Re: [RFC PATCH 0/4] cgroup aware workqueues
From: Michael Rapoport
Date: Fri May 27 2016 - 05:22:36 EST
> Tejun Heo <htejun@xxxxxxxxx> wrote on 03/31/2016 08:14:35 PM:
>
> Hello, Michael.
>
> On Thu, Mar 31, 2016 at 08:17:13AM +0200, Michael Rapoport wrote:
> > > There really shouldn't be any difference when using unbound
> > > workqueues. workqueue becomes a convenience thing which manages
> > > worker pools and there shouldn't be any difference between workqueue
> > > workers and kthreads in terms of behavior.
> >
> > I agree that there really shouldn't be any performance difference, but
the
> > tests I've run show otherwise. I have no idea why and I hadn't time
yet to
> > investigate it.
>
> I'd be happy to help digging into what's going on. If kvm wants full
> control over the worker thread, kvm can use workqueue as a pure
> threadpool. Schedule a work item to grab a worker thread with the
> matching attributes and keep using it as it'd a kthread. While that
> wouldn't be able to take advantage of work item flushing and so on,
> it'd still be a simpler way to manage worker threads and the extra
> stuff like cgroup membership handling doesn't have to be duplicated.
>
> > > > opportunity for optimization, at least for some workloads...
> > >
> > > What sort of optimizations are we talking about?
> >
> > Well, if we take Evlis (1) as for the theoretical base, there could be
> > benefit of doing I/O scheduling inside the vhost.
>
> Yeah, if that actually is beneficial, take full control of the
> kworker thread.
It me took a while, but at last I had time to run some benchmarks.

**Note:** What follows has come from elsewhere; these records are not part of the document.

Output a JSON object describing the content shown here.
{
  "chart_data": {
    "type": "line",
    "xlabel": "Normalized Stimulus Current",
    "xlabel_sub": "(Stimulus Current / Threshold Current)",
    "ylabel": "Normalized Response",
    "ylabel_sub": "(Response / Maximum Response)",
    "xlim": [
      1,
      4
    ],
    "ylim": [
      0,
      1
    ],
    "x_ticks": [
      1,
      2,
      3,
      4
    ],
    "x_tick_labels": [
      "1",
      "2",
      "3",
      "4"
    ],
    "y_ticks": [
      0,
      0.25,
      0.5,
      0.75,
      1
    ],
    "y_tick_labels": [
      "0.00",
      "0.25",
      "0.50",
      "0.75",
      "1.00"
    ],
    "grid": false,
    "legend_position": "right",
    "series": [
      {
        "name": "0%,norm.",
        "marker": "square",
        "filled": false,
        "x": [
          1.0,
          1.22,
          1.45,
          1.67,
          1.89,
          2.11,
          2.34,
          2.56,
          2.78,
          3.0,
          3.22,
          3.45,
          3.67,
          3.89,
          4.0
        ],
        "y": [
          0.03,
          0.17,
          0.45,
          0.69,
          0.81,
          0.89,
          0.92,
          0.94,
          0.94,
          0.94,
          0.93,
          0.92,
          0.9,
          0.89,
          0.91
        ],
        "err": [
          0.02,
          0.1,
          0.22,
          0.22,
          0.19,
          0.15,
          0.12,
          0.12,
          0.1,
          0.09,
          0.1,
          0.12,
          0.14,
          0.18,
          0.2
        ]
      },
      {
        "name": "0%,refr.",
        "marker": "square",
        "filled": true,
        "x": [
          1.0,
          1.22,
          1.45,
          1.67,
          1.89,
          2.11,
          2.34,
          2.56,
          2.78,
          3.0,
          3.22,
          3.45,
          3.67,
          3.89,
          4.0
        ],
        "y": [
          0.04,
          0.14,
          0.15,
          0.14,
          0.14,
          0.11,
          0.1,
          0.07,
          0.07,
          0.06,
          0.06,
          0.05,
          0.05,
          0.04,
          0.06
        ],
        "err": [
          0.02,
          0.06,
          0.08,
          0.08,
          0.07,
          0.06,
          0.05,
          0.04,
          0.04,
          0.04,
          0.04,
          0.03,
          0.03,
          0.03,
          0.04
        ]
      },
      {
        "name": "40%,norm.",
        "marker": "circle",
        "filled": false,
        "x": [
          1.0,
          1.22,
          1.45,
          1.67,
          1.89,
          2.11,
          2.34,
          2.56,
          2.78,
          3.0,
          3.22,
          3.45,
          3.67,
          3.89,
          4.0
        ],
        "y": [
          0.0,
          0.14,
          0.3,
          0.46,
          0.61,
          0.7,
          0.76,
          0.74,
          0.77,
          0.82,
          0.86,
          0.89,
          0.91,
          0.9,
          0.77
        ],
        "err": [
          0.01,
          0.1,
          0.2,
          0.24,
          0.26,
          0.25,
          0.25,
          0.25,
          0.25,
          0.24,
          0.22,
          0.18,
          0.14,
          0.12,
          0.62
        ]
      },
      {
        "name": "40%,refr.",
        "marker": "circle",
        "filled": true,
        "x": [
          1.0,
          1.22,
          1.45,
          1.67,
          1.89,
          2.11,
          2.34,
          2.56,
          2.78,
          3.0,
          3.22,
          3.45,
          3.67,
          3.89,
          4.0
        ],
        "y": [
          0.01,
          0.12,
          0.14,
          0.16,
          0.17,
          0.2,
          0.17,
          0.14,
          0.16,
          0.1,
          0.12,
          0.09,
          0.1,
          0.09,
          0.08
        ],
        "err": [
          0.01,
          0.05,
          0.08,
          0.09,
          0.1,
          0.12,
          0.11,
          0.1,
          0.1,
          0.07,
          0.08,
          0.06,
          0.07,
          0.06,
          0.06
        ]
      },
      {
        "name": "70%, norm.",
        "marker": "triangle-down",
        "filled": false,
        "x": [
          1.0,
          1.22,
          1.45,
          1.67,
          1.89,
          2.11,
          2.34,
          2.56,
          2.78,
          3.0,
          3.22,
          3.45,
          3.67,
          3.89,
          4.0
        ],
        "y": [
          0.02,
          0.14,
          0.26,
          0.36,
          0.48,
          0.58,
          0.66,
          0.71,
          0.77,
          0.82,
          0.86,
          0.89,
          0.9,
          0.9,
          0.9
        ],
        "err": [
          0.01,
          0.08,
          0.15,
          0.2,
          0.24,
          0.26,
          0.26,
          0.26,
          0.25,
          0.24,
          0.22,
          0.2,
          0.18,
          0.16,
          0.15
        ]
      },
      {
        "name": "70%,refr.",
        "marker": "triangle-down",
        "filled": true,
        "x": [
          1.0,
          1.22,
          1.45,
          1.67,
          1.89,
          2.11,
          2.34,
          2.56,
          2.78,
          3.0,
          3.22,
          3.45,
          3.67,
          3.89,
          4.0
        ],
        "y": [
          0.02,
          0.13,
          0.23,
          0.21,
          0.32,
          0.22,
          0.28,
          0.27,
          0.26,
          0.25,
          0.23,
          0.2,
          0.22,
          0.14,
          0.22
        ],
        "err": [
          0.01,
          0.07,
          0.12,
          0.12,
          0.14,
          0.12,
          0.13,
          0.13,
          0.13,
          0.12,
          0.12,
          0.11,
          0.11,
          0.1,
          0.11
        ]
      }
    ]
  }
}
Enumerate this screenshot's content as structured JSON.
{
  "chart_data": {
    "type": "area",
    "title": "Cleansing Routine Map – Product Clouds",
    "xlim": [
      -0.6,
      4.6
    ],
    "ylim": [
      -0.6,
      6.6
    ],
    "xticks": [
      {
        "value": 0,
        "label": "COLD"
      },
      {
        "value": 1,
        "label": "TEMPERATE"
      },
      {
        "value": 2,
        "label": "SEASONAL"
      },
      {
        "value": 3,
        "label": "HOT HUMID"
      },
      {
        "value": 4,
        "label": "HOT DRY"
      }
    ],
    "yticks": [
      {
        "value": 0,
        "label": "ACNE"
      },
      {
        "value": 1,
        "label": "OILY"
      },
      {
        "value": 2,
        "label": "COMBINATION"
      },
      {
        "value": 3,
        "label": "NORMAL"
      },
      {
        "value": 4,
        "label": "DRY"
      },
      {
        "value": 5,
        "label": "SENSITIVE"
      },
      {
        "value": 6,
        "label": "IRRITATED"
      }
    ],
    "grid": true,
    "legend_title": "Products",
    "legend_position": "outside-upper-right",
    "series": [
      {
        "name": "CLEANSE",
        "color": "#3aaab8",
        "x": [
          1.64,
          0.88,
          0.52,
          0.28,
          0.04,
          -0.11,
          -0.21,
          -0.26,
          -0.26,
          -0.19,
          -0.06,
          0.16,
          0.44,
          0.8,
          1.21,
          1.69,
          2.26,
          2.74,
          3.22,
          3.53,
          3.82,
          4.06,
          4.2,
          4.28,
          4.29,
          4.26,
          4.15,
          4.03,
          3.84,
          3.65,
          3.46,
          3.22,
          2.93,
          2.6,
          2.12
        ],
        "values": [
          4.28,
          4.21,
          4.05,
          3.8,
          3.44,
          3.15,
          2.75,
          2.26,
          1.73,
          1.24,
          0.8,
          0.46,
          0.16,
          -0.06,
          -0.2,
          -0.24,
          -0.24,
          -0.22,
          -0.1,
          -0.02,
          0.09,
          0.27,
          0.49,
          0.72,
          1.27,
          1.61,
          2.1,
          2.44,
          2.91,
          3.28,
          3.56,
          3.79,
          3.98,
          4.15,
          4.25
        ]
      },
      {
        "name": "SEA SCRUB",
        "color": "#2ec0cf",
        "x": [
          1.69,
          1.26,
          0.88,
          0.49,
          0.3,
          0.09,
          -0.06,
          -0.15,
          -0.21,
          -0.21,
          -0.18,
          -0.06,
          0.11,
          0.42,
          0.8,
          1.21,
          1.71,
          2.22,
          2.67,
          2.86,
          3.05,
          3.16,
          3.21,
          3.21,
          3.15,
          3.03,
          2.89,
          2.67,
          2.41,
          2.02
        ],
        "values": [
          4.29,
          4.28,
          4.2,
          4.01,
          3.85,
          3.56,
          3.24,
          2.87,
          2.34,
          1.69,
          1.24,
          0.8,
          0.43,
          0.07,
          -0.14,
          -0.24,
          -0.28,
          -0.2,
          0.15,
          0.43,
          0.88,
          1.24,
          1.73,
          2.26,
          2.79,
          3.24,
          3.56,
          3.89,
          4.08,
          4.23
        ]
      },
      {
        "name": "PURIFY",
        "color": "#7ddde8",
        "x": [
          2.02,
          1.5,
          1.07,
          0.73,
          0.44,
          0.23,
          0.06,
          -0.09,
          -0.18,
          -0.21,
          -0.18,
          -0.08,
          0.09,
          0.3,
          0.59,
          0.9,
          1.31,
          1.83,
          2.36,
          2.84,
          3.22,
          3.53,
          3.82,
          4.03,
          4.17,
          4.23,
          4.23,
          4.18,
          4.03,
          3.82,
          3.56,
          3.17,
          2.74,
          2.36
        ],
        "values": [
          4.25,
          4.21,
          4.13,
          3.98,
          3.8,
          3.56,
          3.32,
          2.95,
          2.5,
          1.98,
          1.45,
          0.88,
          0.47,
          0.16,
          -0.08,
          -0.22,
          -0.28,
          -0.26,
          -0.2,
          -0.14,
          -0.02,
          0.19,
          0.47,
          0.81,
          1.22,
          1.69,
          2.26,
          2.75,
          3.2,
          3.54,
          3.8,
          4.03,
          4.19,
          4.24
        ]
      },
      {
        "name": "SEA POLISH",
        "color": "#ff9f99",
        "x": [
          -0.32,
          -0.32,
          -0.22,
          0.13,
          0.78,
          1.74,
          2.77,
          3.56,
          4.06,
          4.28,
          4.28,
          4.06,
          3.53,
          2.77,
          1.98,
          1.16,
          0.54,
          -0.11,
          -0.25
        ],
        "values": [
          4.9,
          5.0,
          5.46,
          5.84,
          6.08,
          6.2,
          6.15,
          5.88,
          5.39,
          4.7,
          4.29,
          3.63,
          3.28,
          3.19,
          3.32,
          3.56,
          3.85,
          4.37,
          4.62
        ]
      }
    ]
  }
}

I've compared guest-to-guest netperf with 3 variants of vhost
implementation:
(1) vanilla 4.4 (baseline)
(2) 4.4 + unbound workqueues based on Bandans patches [1]
(3) 4.4 + "grabbed" worker thread. This is my POC implementation that
actually follows your proposal to take full control over the worker
thread.
I've run two guests without any CPU pinning and without any actual
interaction with cgroups
Here's the results (in MBits/sec):
size | 64 | 256 | 1024 | 4096 | 16384
-----+-------+---------+---------+---------+---------
(1) | 496.8 | 1346.31 | 6058.49 | 13736.2 | 13541.4
(2) | 493.3 | 1604.03 | 5723.68 | 10181.4 | 15572.4
(3) | 489.7 | 1437.86 | 6251.12 | 12774.2 | 12867.9
>From what I see, for different packet sizes there's different approach
that outperforms the others.
Moreover, I'd expect that in case when vhost completely takes over the
worker thread there would no be difference vs. current state.
Tejun, can you help explaining these results?
[1] http://thread.gmane.org/gmane.linux.network/286858